We adapted quickly, retraining on the new reality until prediction was back to the level partners needed. The harder part was not the retraining, it was the conversation. An exec team new to machine learning saw a model that had been working start to wobble, and a retraining cycle that took time. That gap between "it broke" and "it's fixed" created real pressure, and clearer expectation-setting about how models behave when the world moves would have absorbed much of it.

In the end the episode became one of the better arguments for the whole approach. A model you can monitor, retrain and adapt is a capability, not a one-off artefact. The shock was an unplanned stress test, and the system came through it.

06 · How it works

From gut feel to a ranked pipeline of prospects

The point was to turn a gut-feel sale into a system. A partner captures a prospect; the app enriches it, scores it, and ranks it against every other prospect, floating the highest-propensity people to the top so partners spend their time where it pays off. Under the hood, the production design closed that loop without anyone touching a spreadsheet.

➕

New prospect

captured in the app

→

📡

Event source

captures the prospect

→

🧩

Enrichment service

external data added

→

🔮

Prediction model

on a managed ML platform

→

📱

Partner app

prospects scored & ranked

▶ Limitations and risks we named up front

Manual pipeline: the early deployment was hands-on; automating end to end was the next priority.
Single data source for v1: the first model leaned on one provider; adding more would lift accuracy.
Third-party dependency: external data APIs can go stale or down, so usage and freshness needed monitoring.
Platform maturity: the managed ML platform was new and still maturing, so we tracked it closely.

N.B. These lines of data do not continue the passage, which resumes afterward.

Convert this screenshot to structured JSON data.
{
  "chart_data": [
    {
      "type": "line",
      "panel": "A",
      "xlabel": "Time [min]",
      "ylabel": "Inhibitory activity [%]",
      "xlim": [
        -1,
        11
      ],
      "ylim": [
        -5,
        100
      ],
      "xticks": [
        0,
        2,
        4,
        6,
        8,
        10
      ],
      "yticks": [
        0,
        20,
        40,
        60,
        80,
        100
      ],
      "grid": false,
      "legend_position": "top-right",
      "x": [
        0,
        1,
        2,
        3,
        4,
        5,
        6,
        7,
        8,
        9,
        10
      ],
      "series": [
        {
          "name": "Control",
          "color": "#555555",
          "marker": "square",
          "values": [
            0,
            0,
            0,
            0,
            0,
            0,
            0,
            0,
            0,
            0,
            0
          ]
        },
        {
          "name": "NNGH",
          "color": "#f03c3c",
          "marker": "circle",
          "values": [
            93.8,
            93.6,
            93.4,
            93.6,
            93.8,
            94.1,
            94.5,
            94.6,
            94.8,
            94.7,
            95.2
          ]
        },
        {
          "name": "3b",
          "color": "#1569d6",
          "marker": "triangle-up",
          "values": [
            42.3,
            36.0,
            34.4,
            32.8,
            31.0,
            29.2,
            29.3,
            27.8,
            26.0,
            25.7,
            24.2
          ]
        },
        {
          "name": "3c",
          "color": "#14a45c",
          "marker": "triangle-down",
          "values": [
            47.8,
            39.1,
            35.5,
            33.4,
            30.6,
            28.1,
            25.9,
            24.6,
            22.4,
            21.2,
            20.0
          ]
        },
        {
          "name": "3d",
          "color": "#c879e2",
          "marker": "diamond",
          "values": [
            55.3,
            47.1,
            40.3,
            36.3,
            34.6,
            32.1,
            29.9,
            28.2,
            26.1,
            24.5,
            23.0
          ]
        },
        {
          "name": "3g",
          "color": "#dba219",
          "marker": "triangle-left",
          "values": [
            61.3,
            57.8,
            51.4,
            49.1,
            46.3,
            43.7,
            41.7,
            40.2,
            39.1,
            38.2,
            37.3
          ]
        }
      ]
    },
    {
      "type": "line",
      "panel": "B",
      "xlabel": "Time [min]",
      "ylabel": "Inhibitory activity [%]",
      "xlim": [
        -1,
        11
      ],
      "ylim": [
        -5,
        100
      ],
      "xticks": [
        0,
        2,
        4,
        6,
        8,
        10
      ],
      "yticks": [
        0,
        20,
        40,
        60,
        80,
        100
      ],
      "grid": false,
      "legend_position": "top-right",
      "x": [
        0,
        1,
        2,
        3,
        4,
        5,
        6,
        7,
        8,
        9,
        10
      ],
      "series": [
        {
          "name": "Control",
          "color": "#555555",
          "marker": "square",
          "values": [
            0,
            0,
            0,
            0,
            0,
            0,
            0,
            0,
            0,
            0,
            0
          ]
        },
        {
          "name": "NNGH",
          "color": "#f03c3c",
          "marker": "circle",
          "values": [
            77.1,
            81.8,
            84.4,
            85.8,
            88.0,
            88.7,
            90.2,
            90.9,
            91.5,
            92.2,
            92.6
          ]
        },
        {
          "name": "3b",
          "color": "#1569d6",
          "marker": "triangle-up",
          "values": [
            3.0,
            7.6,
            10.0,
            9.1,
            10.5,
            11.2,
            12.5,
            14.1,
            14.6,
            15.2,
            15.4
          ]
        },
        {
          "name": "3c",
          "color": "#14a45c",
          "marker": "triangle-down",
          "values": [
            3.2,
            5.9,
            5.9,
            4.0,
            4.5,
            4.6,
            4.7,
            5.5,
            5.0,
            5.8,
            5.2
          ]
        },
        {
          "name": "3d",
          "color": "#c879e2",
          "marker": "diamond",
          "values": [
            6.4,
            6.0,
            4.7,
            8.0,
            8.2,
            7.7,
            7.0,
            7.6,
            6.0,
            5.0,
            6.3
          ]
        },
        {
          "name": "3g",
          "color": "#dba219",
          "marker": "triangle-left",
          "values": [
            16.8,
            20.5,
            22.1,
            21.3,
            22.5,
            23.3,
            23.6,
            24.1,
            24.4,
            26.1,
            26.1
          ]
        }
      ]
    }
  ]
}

Monitoring used off-the-shelf tooling to track latency, throughput, drift and availability of the model and its endpoints.

07 · What I learned

The model was the easy part

◆ Data quality beats data volume

One provider returned far more attributes than another, but accuracy tracked completeness, not count. The most complete data file produced the most accurate model. We held the focus on information quality rather than sheer volume.

◆ A model is never finished

Shipping is the start, not the end. The market shock proved it: a live model needs monitoring and a retraining path built in from day one, because the world will eventually stop looking like the training data. Treat the model as a standing system, not a deliverable.

For the first time at UW, a machine-learning model went live in a partner-facing product. The capability mattered more than the metric.

◆ Governance is not a later step

Data privacy ran alongside the build from day one. On a partner-facing model touching consumer data, that is not optional, and starting the conversation early kept the work moving rather than stalling it at the end.

◆ Interpretability drives adoption

Partners act on scores they understand. Building the feature-impact view was as much about adoption as governance: the "why" behind a score is what turns a number into a decision.

08 · So what

The model was the start. The platform was the point.

Switch-o-meter was the activation layer of the wider UW Partner Network rebuild, and the piece I am proudest of: not because the model was elaborate, but because getting a model into a live, partner-facing product in a business that had never done it before is mostly a job of pipelines, providers, privacy and patience. The data science is real, but the harder work sits around it.

The most valuable output was not the prediction. Building that first ML service gave UW its first MLOps infrastructure: the pipelines, deployment and monitoring that every production model needs. Once that existed, the second model was a different conversation, and the question shifted from "can we" to "what next".

First MLOps infrastructurebuilt for Switch-o-meter

→

Customer serviceNLP on call transcripts

Home serviceschurn modelling

And beyondmore AI initiatives

That platform became the foundation for later AI initiatives across the business: an NLP analysis of call-centre transcripts to sharpen customer service, churn modelling inside the home-services team, and others since. The lasting return on one production model was the capability to keep building, and that is what I most want to leave behind in any organisation: the means to make the next one.